NASA flies plane through Earthly shadow of Kuiper Belt object
2014 MU69 is New Horizons' next stop and this is a way to get an early look
NASA has flown a plane through shadow of Kuiper Belt object 6.6bn kilometres from Earth.
The object is 2014 MU69, a maybe-40km-across more than 1.5bn km past Pluto that is the New Horizons mission's next port of call after its encounter with Pluto. Humanity has precisely zero close-up experience of such objects and we've only seen 2014 MU69 from afar. So in order to give us a bit more to work with before New Horizons' arrival, NASA has used the Hubble Space Telescope and the European Space Agency's Gaia observatory to figure out when 2014 MU69 will next pass in front of a sun.
NASA possesses a modified Boeing 747 SP known as SOFIA – the Stratospheric Observatory for Infrared Astronomy – which packs a 2.5 meter telescope. When SOFIA reaches its working altitude of between 39,000 and 45,000 feet above sea level, above most of the clouds and water vapour in the atmosphere, the 'scope can capture data that's hard to get on the ground. To do so, SOFIA opens a special door in the rear of its fuselage so the instrument doesn't have to peer through the plane's skin.

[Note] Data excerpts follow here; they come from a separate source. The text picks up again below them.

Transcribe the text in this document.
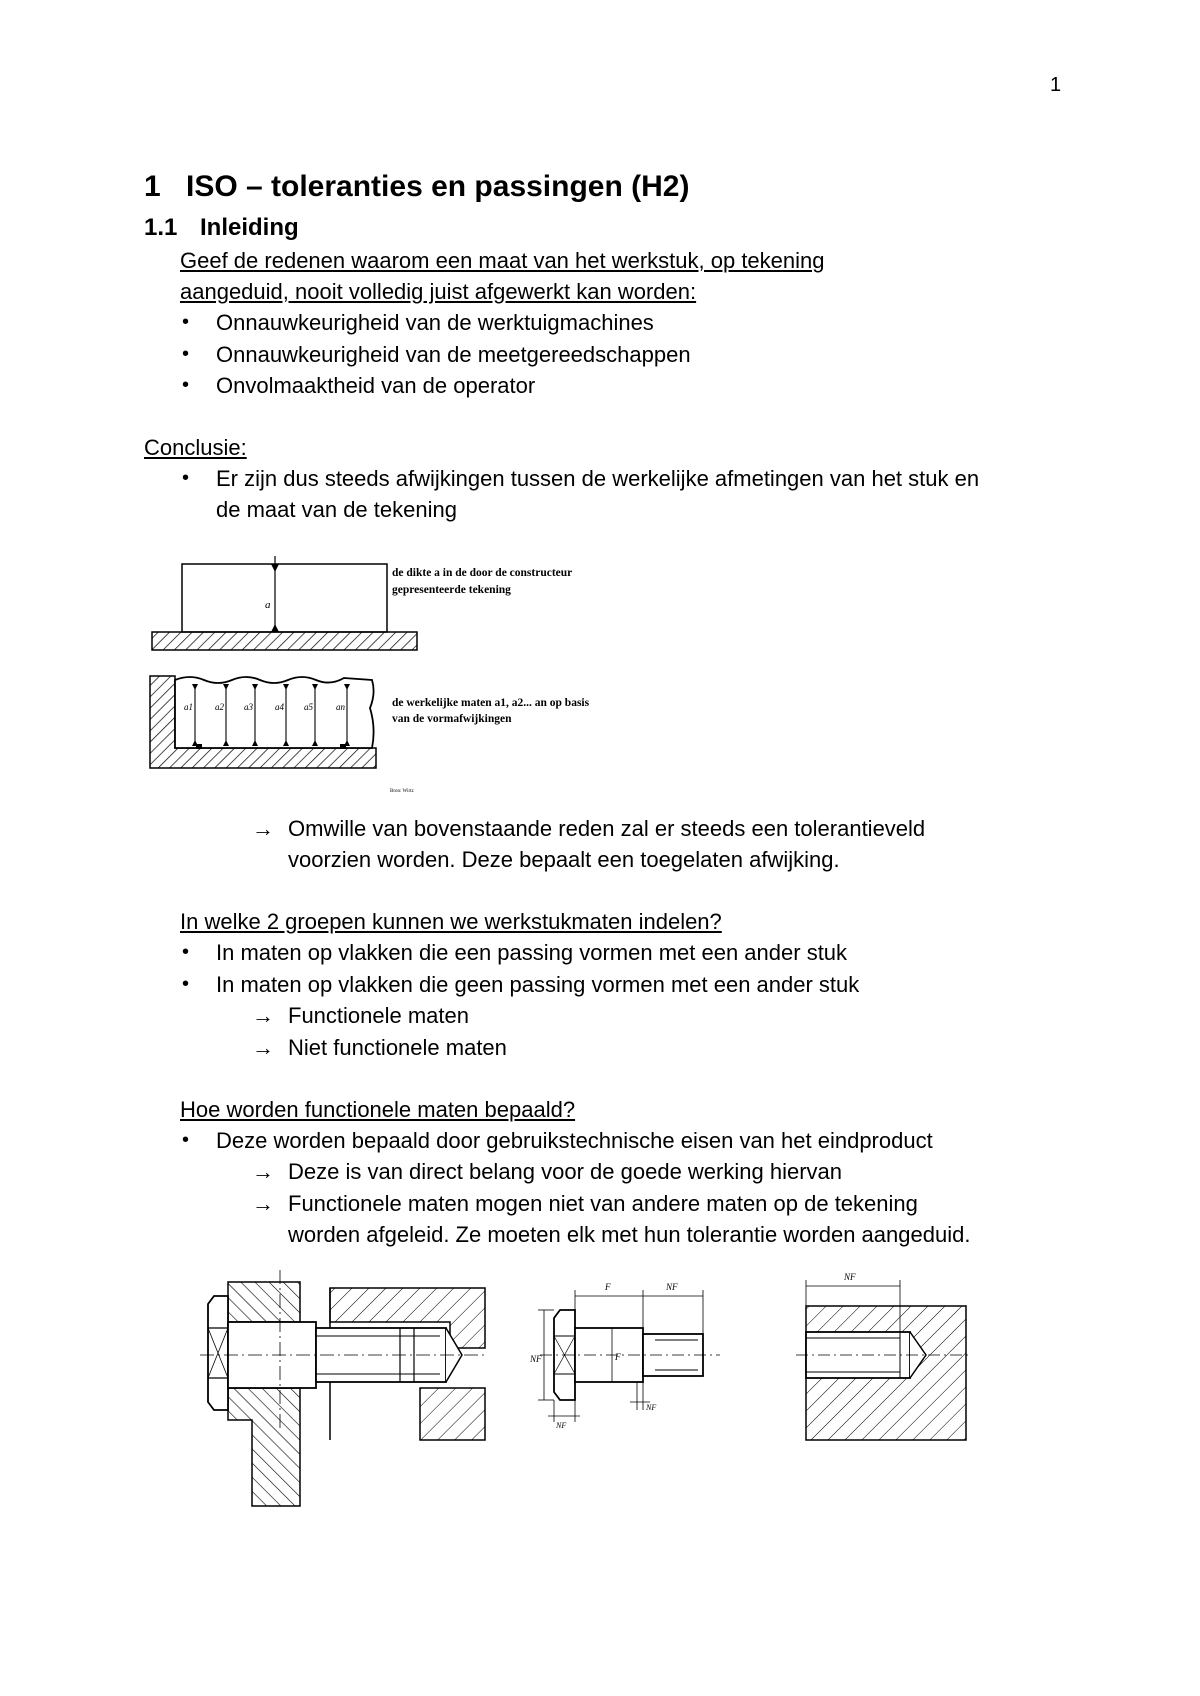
1
1 ISO – toleranties en passingen (H2)
1.1 Inleiding
Geef de redenen waarom een maat van het werkstuk, op tekening
aangeduid, nooit volledig juist afgewerkt kan worden:
• Onnauwkeurigheid van de werktuigmachines
• Onnauwkeurigheid van de meetgereedschappen
• Onvolmaaktheid van de operator
Conclusie:
• Er zijn dus steeds afwijkingen tussen de werkelijke afmetingen van het stuk en
de maat van de tekening
a
de dikte a in de door de constructeur
gepresenteerde tekening
a1 a2 a3 a4 a5	an	de werkelijke maten a1, a2... an op basis
van de vormafwijkingen
Bron: Wirtz
→ Omwille van bovenstaande reden zal er steeds een tolerantieveld
voorzien worden. Deze bepaalt een toegelaten afwijking.
In welke 2 groepen kunnen we werkstukmaten indelen?
• In maten op vlakken die een passing vormen met een ander stuk
• In maten op vlakken die geen passing vormen met een ander stuk
→ Functionele maten
→ Niet functionele maten
Hoe worden functionele maten bepaald?
• Deze worden bepaald door gebruikstechnische eisen van het eindproduct
→ Deze is van direct belang voor de goede werking hiervan
→ Functionele maten mogen niet van andere maten op de tekening
worden afgeleid. Ze moeten elk met hun tolerantie worden aangeduid.
F	NF
NF	F
NF
NF
NF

The space agency's plan was to fly SOFIA through the shadow on Monday, in the hope that we could learn of “rings or other debris that may orbit MU69” and pose a risk for New Horizons.

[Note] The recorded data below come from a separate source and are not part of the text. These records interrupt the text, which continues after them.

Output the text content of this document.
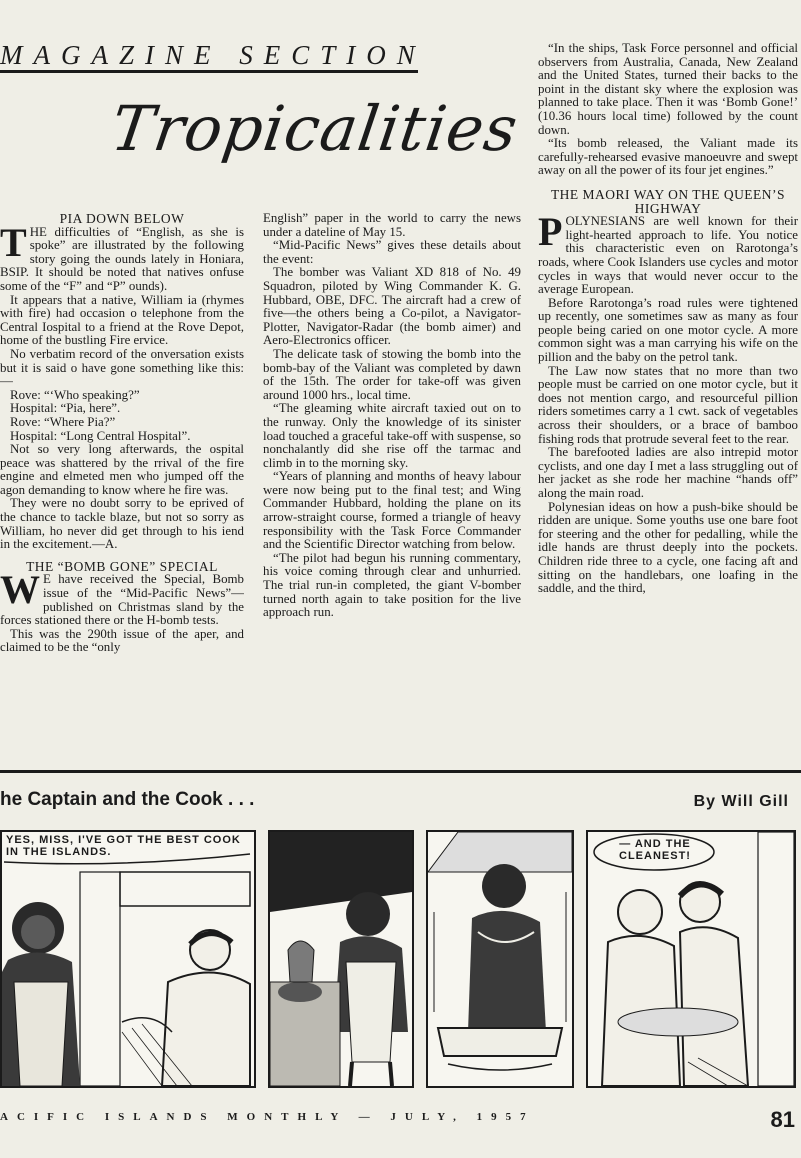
MAGAZINE SECTION
Tropicalities

PIA DOWN BELOW

THE difficulties of “English, as she is spoke” are illustrated by the following story going the ounds lately in Honiara, BSIP. It should be noted that natives onfuse some of the “F” and “P” ounds).

It appears that a native, William ia (rhymes with fire) had occasion o telephone from the Central Iospital to a friend at the Rove Depot, home of the bustling Fire ervice.

No verbatim record of the onversation exists but it is said o have gone something like this:—

Rove: “‘Who speaking?”

Hospital: “Pia, here”.

Rove: “Where Pia?”

Hospital: “Long Central Hospital”.

Not so very long afterwards, the ospital peace was shattered by the rrival of the fire engine and elmeted men who jumped off the agon demanding to know where he fire was.

They were no doubt sorry to be eprived of the chance to tackle blaze, but not so sorry as William, ho never did get through to his iend in the excitement.—A.

THE “BOMB GONE” SPECIAL

W E have received the Special, Bomb issue of the “Mid-Pacific News”—published on Christmas sland by the forces stationed there or the H-bomb tests.

This was the 290th issue of the aper, and claimed to be the “only

English” paper in the world to carry the news under a dateline of May 15.

“Mid-Pacific News” gives these details about the event:

The bomber was Valiant XD 818 of No. 49 Squadron, piloted by Wing Commander K. G. Hubbard, OBE, DFC. The aircraft had a crew of five—the others being a Co-pilot, a Navigator-Plotter, Navigator-Radar (the bomb aimer) and Aero-Electronics officer.

The delicate task of stowing the bomb into the bomb-bay of the Valiant was completed by dawn of the 15th. The order for take-off was given around 1000 hrs., local time.

“The gleaming white aircraft taxied out on to the runway. Only the knowledge of its sinister load touched a graceful take-off with suspense, so nonchalantly did she rise off the tarmac and climb in to the morning sky.

“Years of planning and months of heavy labour were now being put to the final test; and Wing Commander Hubbard, holding the plane on its arrow-straight course, formed a triangle of heavy responsibility with the Task Force Commander and the Scientific Director watching from below.

“The pilot had begun his running commentary, his voice coming through clear and unhurried. The trial run-in completed, the giant V-bomber turned north again to take position for the live approach run.

“In the ships, Task Force personnel and official observers from Australia, Canada, New Zealand and the United States, turned their backs to the point in the distant sky where the explosion was planned to take place. Then it was ‘Bomb Gone!’ (10.36 hours local time) followed by the count down.

“Its bomb released, the Valiant made its carefully-rehearsed evasive manoeuvre and swept away on all the power of its four jet engines.”

THE MAORI WAY ON THE QUEEN’S HIGHWAY

POLYNESIANS are well known for their light-hearted approach to life. You notice this characteristic even on Rarotonga’s roads, where Cook Islanders use cycles and motor cycles in ways that would never occur to the average European.

Before Rarotonga’s road rules were tightened up recently, one sometimes saw as many as four people being caried on one motor cycle. A more common sight was a man carrying his wife on the pillion and the baby on the petrol tank.

The Law now states that no more than two people must be carried on one motor cycle, but it does not mention cargo, and resourceful pillion riders sometimes carry a 1 cwt. sack of vegetables across their shoulders, or a brace of bamboo fishing rods that protrude several feet to the rear.

The barefooted ladies are also intrepid motor cyclists, and one day I met a lass struggling out of her jacket as she rode her machine “hands off” along the main road.

Polynesian ideas on how a push-bike should be ridden are unique. Some youths use one bare foot for steering and the other for pedalling, while the idle hands are thrust deeply into the pockets. Children ride three to a cycle, one facing aft and sitting on the handlebars, one loafing in the saddle, and the third,

he Captain and the Cook . . .	By Will Gill
YES, MISS, I'VE GOT THE BEST COOK IN THE ISLANDS.
— AND THE CLEANEST!
ACIFIC ISLANDS MONTHLY — JULY, 1957	81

That plan went off without a hitch: after departing New Zealand, NASA says “The team onboard SOFIA was able to position the flying telescope precisely where the data … indicated the center of the shadow would be, at precisely the right time.”
SOFIA did the same job for Pluto in 2011. The agency hasn't explained the size of the shadow it chased, but says it was 100 times smaller than Pluto's!
There's no word yet on what we've learned about 2014 MU69, but the plane only touched down on Tuesday. So enough with the conspiracy theories, okay? At least until January 1st 2019, when New Horizons arrives at 2014 MU69. ®
BOOTNOTE: In other Space news, the Juno probe has successfully flown over Jupiter's Great Red Spot. Images are expected to arrive in coming days.